An employee of a jewelry shop in Fuyang, Anhui province, displays a dog statue made of gold.
The nation remained the world's largest consumer of gold bars and coins in 2017, investing in 306.4 metric tons, on the back of strong domestic demand and a rise in young consumers, the World Gold Council reported on Tuesday.
Wang Lixin, managing director of the WGC in China, said that annual demand in China last year was 8 percent higher than in 2016, comfortably above its five-year average of 284.8 tons.
"Looking at jewelry demand, China's 6 percent growth year-on-year in the sector in the fourth quarter heavily contributed to a 3 percent rise in annual jewelry demand－the first yearly increase since 2013," Wang said.
Consumption within China's gold jewelry market rose 3 percent year-on-year to 646.9 tons in 2017, data from the WGC show.
The country's overall gold consumption rose 9.41 percent to 1,089 tons last year, making the country the world's biggest gold market for the fifth year running, according to Beijing-based China Gold Association.
Wang said the trend for lower-weight, better designed, higher-margin premium gold jewelry products continued to gather momentum. Also in 2017, China harnessed more cutting-edge retail technologies, such as augmented reality and virtual reality.
"With the addition of AI-enabled tools, we believe the outlook for Chinese jewelry demand is positive," said Wang.
"The shift in taste has pushed the industry to upgrade, as many Chinese jewelry producers have already adopted machines with computer-controlled programs to design not only 18-karat, but also 24-karat gold products for better and more personal designs," said He Jingtong, a professor of business at Nankai University in Tianjin.
"Coupled with ongoing urbanization and rising domestic demand, powered by the Chinese government's measures to shift the economy to an internal consumption-driven model, the market potential in the Chinese mainland, particularly in lower-tier cities, continues to be attractive to jewelry retailers of all sizes," said Yang Lixin, director of the gemological training center for China's National Gem and Jewelry Technology Administrative Center.
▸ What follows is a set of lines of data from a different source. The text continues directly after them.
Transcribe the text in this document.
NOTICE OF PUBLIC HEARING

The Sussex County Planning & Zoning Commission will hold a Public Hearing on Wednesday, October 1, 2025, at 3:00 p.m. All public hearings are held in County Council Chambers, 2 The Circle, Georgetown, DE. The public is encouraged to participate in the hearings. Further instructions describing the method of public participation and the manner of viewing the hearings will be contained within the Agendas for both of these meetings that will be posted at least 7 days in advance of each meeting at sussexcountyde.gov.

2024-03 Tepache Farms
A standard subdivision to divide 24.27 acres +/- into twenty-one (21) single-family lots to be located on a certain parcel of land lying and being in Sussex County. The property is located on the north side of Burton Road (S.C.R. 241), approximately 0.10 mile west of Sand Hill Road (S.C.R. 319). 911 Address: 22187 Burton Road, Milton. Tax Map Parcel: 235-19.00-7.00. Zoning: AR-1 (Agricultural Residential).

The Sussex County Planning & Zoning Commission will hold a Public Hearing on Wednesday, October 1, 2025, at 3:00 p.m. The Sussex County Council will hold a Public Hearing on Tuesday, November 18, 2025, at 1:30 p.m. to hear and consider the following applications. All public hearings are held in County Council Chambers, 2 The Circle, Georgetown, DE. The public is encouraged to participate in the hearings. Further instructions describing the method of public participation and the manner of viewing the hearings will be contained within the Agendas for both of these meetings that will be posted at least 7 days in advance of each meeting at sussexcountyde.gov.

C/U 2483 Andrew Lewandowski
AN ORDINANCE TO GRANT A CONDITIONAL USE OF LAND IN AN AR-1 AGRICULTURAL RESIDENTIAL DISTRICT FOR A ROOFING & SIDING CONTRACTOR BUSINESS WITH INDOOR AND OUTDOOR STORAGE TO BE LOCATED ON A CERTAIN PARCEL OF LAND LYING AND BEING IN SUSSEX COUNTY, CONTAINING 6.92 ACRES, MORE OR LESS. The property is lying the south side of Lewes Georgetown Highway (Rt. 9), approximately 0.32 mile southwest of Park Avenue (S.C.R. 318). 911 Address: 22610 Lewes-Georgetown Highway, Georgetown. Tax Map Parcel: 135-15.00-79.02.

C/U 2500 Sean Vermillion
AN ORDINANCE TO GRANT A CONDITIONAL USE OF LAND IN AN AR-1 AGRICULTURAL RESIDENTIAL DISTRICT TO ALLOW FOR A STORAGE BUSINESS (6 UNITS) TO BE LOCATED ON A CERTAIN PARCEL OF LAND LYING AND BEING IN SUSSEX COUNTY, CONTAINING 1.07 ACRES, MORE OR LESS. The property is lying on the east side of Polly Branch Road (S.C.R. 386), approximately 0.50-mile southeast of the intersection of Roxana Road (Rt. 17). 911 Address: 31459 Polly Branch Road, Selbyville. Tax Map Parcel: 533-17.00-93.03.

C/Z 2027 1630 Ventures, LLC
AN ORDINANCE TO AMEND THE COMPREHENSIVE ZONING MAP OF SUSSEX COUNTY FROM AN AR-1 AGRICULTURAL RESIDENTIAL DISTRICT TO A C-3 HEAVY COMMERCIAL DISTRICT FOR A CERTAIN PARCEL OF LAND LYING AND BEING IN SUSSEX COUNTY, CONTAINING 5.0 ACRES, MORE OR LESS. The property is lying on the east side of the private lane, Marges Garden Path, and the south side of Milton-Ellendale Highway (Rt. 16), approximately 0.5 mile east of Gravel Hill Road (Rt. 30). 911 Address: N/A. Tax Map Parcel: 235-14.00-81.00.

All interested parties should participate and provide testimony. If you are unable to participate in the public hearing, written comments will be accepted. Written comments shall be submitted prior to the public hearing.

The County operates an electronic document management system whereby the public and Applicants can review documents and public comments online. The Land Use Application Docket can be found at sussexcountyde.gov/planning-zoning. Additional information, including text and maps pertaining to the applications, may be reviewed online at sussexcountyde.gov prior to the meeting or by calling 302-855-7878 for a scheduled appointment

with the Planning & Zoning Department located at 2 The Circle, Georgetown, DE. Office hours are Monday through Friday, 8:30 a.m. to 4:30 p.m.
The China Gold Association said the country's gold output dropped 6 percent to 426 tons in 2017, but it still retained its position as the world's biggest producer for the 11th consecutive year.
The country adopted new rules in 2016 to raise environmental requirements on solid waste from gold prospecting, leading to a wave of gold mine closures and output declines in the major producing provinces, including Shandong, Jiangxi and Hunan.